Screen Shot 2018-07-18 at 11.47.58 AMThe Article:

Doshi. P. High-Velocity Nasal Insufflation in the Treatment of Respiratory Failure: A Randomized Clinical Trial. Ann Emerg Med. 2018;72:73-83.


To be or not to be, chocolate or vanilla, Bipap or High Flow… That is the question. In respiratory failure which modality is best for the distressed patient to prevent intubation. I’ve always thought that Bipap for CHF, High flow for everything else. This week we have a study that looked at this question…

The Summary

This was a prospective multicenter RCT of high flow (HF) vs BiPAP in patients with respiratory distress. The “distress” was defined by clinician judgement at the time.  The authors concluded this trial showed HF was non-inferior to BiPAP because of a difference of less than 15% of patients were intubated at 72 hours (7% vs 13%, respectively). However, it is a little more complicated than that.  HF did have less intubations at 72 hours but it also had more patients fail that pathway and crossover to BiPAP than did in the BiPAP arm. I think a larger study that excluded CHF patients would be great. The bottom line is I still think BiPAP for CHF and high flow for all other respiratory distress.  If you want the nitty gritty it’s below

The Dirty Details

Study Method: Prospective Multicenter, parallel group RCT of high flow and BIPAP in 5 centers in the US.  A sample size of 204 patients (102 in each arm) was calculated such that a test of proportions with a .05 significance level and 90% power with a noninferiority margin for intubation of 15%.  Analyses were based on an intention-to-treat

Study Population: >18 yo with clinical judgment of the treating clinician of acute respiratory failure requiring escalation to BIPAP.

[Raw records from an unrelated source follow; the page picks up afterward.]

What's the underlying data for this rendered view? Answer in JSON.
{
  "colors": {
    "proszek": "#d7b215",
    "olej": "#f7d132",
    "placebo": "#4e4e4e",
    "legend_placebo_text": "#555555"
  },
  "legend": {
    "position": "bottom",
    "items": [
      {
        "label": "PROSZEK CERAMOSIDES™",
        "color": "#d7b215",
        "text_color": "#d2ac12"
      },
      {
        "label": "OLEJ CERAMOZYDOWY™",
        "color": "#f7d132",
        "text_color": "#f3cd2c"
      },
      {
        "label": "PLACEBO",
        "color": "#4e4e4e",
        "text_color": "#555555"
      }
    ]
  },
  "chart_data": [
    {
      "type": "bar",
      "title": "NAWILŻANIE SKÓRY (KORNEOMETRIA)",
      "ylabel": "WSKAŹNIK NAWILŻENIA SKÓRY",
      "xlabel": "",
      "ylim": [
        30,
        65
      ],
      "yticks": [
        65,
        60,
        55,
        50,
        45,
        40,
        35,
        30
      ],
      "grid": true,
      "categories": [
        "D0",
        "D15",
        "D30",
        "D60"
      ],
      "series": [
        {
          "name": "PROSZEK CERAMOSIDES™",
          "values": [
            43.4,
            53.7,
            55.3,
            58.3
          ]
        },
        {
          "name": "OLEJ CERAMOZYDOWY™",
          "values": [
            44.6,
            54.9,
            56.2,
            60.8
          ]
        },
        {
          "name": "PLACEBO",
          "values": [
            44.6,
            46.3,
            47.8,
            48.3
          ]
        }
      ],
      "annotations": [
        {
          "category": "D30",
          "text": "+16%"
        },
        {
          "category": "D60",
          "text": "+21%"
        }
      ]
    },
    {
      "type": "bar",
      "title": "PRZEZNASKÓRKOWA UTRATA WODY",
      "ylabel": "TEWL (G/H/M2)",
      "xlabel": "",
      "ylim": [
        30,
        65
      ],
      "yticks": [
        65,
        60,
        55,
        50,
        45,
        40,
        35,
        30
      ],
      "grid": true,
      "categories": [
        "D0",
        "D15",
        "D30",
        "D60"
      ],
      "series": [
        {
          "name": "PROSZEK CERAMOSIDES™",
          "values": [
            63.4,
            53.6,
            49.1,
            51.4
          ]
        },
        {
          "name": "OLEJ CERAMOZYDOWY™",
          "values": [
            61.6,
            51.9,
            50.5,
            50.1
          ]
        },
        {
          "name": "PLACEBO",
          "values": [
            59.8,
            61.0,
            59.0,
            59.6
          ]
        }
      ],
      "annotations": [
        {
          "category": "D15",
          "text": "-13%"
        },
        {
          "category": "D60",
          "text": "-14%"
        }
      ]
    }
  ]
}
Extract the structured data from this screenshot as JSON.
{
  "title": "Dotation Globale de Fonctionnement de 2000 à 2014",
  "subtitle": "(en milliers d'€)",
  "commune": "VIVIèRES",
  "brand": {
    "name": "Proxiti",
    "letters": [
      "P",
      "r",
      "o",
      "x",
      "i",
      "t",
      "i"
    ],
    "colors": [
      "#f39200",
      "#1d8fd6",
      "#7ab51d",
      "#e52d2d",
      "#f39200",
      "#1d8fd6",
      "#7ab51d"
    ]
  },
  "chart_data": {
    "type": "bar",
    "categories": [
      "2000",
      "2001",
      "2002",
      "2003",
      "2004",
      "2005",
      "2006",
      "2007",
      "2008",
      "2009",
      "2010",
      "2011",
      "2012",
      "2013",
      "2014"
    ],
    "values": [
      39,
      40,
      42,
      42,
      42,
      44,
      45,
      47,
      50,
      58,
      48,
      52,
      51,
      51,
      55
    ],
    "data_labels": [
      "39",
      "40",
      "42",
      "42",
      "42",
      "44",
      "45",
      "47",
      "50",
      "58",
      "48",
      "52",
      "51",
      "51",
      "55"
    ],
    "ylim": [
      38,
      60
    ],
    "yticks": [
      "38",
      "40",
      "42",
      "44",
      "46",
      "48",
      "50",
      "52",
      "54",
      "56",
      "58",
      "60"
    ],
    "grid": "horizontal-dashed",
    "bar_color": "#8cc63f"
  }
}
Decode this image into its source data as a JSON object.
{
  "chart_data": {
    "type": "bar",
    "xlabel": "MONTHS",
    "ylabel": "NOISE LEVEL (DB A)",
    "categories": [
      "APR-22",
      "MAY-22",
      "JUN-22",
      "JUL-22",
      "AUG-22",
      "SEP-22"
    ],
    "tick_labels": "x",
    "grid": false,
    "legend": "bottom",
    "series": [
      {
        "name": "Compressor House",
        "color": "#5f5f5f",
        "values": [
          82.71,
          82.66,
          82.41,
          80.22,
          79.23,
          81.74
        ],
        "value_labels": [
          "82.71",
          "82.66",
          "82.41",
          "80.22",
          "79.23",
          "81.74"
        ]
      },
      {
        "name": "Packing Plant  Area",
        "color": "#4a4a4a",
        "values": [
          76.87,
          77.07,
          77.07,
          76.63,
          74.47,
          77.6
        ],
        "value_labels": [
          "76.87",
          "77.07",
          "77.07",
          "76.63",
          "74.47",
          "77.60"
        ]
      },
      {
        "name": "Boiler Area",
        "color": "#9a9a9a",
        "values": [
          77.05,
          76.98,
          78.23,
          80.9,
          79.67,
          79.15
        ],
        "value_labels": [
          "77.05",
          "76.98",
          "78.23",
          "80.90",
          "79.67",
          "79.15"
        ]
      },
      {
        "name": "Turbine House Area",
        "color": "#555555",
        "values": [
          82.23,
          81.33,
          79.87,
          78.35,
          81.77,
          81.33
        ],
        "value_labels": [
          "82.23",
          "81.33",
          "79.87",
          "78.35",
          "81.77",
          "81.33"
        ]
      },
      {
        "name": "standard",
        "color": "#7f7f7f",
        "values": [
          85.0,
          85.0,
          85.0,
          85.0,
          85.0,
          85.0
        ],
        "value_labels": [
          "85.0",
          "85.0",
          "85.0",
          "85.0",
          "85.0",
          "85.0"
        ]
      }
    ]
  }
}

Exclusion criteria: overdose, CV instability, end stage cancer, life expectancy less than 6 months, significant respiratory depression on presentation (e.g., drug overdose), Glasgow Coma Scale score less than 9, cardiac or respiratory arrest on presentation, need for emergency intubation, known or suspected cerebrovascular accident, known or suspected ST-segment elevation myocardial infarction, and patients with increased risk of pulmonary aspiration, agitation, or uncooperativeness.

Primary Outcome: The primary outcomes were treatment failure rate, defined as the need for intubation, and arm failure rate, defined as the decision for crossover to the alternate therapy, within 72 hours of initiation of assigned therapy. Failure of the assigned noninvasive ventilatory therapy was defined as failure to tolerate therapy, failure to oxygenate, failure to ventilate, failure to alleviate respiratory distress, or deteriorating medical status.

Hypothesis Generation: Secondary outcomes included evaluation of the ability of high-velocity nasal insufflation versus BiPAP to affect the degree and timing of changes of PCO2, pH, and other signs or symptoms of respiratory distress, including vital signs and perceived exertion scores reported by the patients.


Patients Enrolled: 228 patients from October 2014 to September 2016. 204 were enrolled in the trial, 24 patients randomized but not enrolled (You can’t do that, No soup for you!)

Demographics:  APACHE II scores were similar in both (6.3 vs 6.5). Mean baseline PCO2 level was 53.4 mm Hg in the high-velocity nasal insufflation group and 58.7 mm Hg in the BiPAP group. The most common condition treated was COPD, both in terms of presenting condition (39%) and discharge diagnosis (26%). The second most common discharge diagnosis was acute decompensated heart failure (21%), followed by pneumonia (14%) and acute multifactorial hypoxic and hypercapnic respiratory failure (14%).

BIPAP Dose: High-velocity nasal insufflation was titrated to a mean flow rate of 30 L/min, BiPAP was titrated to mean settings of 13 cm H2O over 6 cm H2O

Noninferiority=15% difference High Flow BiPAP
N 104 100
Intubation at 72hr* 7 (7%) 13(13%)
Mode Success 77 (74%) 83 (83%)
Mode Failure 27 (26%) 17 (17%)
Intubated 4 (4%) 11 (11%)
Crossed Over 23 (22%) 6 (6%)
Intubated after Cross over 3 (13%) 3 (50%)

The Bottom Line

So essentially this trial would argue statistically that High Flow is non-inferior to BiPAP.  However, it is a little more confusing than that. Starting with HF there were fewer overall intubations. However, there were more “failures” in the HF also where more people crossed over to BIPAP (were those the CHF patients?). Unfortunately, these are things we don’t know. So, I don’t think this will change my practice much as of now although I already do a fair amount of High Flow but I will still keep doing BiPAP in CHF until I see otherwise. From my clinical experience BiPAP works so well for CHF.